Plus récemment, l’ouverture partielle (on parle de 20 %) du capital du CPA est également inscrit officiellement depuis maintenant plus de 3 ans à l’agenda des autorités financières algériennes. Annoncé en 2013, le programme d’entrée à la bourse d’Alger de 8 entreprises publiques, parmi lesquelles figure une seule banque, concerne aussi de grandes entreprises comme Mobilis.

 Il a connu un coup d’arrêt brutal, dès son premier coup d’essai, avec l’échec retentissant de la tentative d’introduction à la Bourse d’Alger de la Société des ciments d’Aïn-Kebira qui  a été déclarée infructueuse et retirée au printemps dernier faute de souscripteurs.

 Ce fiasco, qui semble compromettre pour au moins quelques années, l’ensemble de cette démarche, a certainement donné à réfléchir aux pouvoirs publics algériens qui paraissent avoir désormais changé leur fusil d’épaule.

 

Une privatisation dans le cadre d'un accord de gré à gré

 

Les indiscrétions dont a bénéficié, fin septembre dernier, l’agence Reuters de la part d’un "officiel algérien" semblent s’apparenter à une "fuite organisée". Tout se passe comme si les pouvoirs publics algériens avaient cherché à sonder d’éventuels partenaires internationaux dans le cadre d’une démarche qui semble avoir été redéfinie.

Il ne s’agit plus désormais de réaliser une ouverture du capital des banques publiques par le biais de la Bourse. Cette option est d’ailleurs bloquée par le cadre juridique actuel du fait de l’impossibilité pour les investisseurs étrangers d’acheter des actions à la Bourse d’Alger.

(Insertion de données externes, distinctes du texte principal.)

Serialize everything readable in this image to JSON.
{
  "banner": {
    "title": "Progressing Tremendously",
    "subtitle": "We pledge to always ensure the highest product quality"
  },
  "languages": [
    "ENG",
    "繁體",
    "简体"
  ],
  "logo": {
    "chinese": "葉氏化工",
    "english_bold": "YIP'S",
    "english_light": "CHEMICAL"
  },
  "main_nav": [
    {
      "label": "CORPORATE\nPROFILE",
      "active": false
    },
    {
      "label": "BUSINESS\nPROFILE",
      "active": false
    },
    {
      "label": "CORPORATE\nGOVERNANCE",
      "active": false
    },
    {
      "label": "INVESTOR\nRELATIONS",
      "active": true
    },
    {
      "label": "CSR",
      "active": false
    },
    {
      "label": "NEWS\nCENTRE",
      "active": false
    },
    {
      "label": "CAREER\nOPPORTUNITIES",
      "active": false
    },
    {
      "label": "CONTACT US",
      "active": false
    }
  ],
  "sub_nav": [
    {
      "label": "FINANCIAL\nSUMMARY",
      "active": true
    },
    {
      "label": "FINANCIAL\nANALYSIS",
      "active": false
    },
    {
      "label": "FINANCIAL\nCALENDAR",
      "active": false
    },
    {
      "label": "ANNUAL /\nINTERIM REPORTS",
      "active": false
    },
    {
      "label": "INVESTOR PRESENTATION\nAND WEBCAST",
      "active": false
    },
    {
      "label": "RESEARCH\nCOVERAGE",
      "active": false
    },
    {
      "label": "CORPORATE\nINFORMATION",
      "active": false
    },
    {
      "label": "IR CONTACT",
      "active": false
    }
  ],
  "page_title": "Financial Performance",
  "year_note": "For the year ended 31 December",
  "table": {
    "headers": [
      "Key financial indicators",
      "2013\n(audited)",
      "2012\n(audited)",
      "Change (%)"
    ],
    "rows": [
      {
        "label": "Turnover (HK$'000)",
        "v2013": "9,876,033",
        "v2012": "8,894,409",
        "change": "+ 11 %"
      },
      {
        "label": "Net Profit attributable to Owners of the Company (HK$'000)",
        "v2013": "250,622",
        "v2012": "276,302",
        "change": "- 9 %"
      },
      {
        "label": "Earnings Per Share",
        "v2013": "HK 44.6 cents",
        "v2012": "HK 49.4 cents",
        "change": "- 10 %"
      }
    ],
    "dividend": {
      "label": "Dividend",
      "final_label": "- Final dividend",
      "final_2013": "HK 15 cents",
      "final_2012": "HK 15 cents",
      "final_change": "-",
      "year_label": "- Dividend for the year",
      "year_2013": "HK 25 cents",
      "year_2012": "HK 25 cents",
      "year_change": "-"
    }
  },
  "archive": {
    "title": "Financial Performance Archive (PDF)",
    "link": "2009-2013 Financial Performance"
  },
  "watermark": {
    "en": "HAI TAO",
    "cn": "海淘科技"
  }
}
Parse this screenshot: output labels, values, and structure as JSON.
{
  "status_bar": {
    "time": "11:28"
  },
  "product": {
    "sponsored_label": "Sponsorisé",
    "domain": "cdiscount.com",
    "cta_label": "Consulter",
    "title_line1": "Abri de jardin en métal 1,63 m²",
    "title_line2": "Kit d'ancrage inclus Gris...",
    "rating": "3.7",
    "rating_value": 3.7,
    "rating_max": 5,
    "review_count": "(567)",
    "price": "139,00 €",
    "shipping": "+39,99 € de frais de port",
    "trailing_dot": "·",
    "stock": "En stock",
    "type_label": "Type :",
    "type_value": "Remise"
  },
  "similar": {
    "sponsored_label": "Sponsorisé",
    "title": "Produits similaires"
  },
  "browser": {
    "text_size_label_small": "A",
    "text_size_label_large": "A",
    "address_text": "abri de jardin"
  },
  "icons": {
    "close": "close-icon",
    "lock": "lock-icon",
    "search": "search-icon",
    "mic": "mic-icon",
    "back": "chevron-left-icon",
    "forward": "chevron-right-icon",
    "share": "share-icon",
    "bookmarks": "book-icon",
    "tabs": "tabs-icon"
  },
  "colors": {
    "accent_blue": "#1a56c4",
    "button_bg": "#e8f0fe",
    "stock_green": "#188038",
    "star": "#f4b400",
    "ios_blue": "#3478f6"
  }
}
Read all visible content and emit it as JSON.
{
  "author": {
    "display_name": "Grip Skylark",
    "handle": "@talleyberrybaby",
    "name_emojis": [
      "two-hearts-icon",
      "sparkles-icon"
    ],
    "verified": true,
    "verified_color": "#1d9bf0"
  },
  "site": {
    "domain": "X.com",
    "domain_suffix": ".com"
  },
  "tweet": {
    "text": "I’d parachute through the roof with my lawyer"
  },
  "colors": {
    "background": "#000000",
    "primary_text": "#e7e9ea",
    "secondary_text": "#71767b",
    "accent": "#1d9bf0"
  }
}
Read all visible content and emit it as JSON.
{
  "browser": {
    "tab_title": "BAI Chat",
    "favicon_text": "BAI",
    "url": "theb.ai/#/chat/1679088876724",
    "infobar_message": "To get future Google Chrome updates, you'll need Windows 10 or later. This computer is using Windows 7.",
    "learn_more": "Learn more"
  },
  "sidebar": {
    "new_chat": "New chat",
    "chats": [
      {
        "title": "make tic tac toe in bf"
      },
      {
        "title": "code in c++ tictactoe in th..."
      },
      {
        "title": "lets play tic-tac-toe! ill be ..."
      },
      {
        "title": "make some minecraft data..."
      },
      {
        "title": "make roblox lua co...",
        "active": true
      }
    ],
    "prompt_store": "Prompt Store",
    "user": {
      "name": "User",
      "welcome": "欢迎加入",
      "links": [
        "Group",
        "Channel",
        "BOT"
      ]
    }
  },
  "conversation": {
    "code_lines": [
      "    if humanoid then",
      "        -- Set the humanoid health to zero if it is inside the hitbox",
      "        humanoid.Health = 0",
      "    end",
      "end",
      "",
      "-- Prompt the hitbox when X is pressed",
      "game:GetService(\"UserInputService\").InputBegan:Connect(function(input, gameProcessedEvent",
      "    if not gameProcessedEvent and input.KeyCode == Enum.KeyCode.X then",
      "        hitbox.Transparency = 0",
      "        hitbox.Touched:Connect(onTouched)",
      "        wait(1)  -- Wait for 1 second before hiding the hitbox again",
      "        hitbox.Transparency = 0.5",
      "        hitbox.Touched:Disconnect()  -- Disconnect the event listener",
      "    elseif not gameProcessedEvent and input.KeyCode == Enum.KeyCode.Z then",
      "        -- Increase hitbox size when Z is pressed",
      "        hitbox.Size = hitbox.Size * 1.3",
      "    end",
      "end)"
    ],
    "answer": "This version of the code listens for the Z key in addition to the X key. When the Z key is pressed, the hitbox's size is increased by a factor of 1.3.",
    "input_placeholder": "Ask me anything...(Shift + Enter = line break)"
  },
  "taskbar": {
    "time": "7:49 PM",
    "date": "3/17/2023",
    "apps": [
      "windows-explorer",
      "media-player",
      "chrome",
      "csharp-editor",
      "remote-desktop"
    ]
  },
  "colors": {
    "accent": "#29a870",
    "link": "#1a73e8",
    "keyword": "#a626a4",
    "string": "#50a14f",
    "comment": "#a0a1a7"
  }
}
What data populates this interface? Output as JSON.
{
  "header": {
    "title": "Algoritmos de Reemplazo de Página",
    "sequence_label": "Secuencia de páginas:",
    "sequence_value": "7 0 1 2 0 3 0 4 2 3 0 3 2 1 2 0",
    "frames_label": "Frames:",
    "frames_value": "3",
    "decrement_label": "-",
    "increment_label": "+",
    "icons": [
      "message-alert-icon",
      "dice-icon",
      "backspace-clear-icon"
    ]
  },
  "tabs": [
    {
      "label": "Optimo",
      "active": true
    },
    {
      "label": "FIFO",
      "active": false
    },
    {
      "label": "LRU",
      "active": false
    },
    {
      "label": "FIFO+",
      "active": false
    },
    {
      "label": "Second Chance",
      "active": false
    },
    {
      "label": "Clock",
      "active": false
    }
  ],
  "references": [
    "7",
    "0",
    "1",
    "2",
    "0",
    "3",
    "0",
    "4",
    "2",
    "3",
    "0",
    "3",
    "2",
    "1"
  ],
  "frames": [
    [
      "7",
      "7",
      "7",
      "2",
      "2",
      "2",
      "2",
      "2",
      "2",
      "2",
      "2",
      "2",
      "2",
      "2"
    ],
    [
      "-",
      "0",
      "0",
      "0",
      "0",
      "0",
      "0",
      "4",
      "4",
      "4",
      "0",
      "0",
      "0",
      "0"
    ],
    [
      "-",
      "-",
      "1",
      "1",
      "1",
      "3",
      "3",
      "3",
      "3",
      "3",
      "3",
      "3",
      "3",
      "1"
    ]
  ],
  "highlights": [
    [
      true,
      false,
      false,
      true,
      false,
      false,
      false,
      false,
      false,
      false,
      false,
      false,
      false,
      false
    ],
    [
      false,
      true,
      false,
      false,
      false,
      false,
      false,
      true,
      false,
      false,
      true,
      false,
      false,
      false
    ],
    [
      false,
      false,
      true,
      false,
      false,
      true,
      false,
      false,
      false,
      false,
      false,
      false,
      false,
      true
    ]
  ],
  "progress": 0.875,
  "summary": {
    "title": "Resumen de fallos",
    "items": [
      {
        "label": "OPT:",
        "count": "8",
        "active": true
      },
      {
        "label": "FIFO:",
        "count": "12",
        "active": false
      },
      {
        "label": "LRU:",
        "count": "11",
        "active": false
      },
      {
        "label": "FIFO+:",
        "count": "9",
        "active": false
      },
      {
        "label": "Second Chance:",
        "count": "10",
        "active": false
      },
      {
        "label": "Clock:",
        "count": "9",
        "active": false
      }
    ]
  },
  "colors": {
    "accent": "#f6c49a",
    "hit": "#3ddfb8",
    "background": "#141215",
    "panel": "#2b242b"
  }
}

Le nouvel objectif est au contraire de négocier, de gré à gré, un ou plusieurs accords avec des banques internationales de référence en leur proposant d’entrer dans le capital des banques publiques. Les conditions d’une telle démarche viennent d’être précisées par l’exécutif algérien à la suite selon toute vraisemblance d’un "arbitrage au plus haut niveau".  Elle doit s’effectuer dans le cadre du 51/49 contrairement à ce qui avait été annoncé en septembre et ce qui était proposé par le ministère des finances lui-même.

 

Nos amis les chinois

 

Quelles banques internationales pourraient être intéressées par une telle démarche et à quelles conditions ? Nos sources dans ce domaine se montrent relativement sceptiques en ce qui concerne l’intérêt que pourraient manifester, dans le contexte financier actuel, de grandes banques occidentales pour une telle opération.

Elles croient plus à un accord avec d’éventuels partenaires chinois qui se montrent actuellement très "agressifs" le continent africain où elles ont récemment conclu plusieurs accords similaires (notamment en Afrique du Sud).

Une option qui ne devrait pas déplaire aux responsables économiques algériens qui ne perdent aucune occasion de vanter l’ "excellence" des relations avec le partenaire chinois.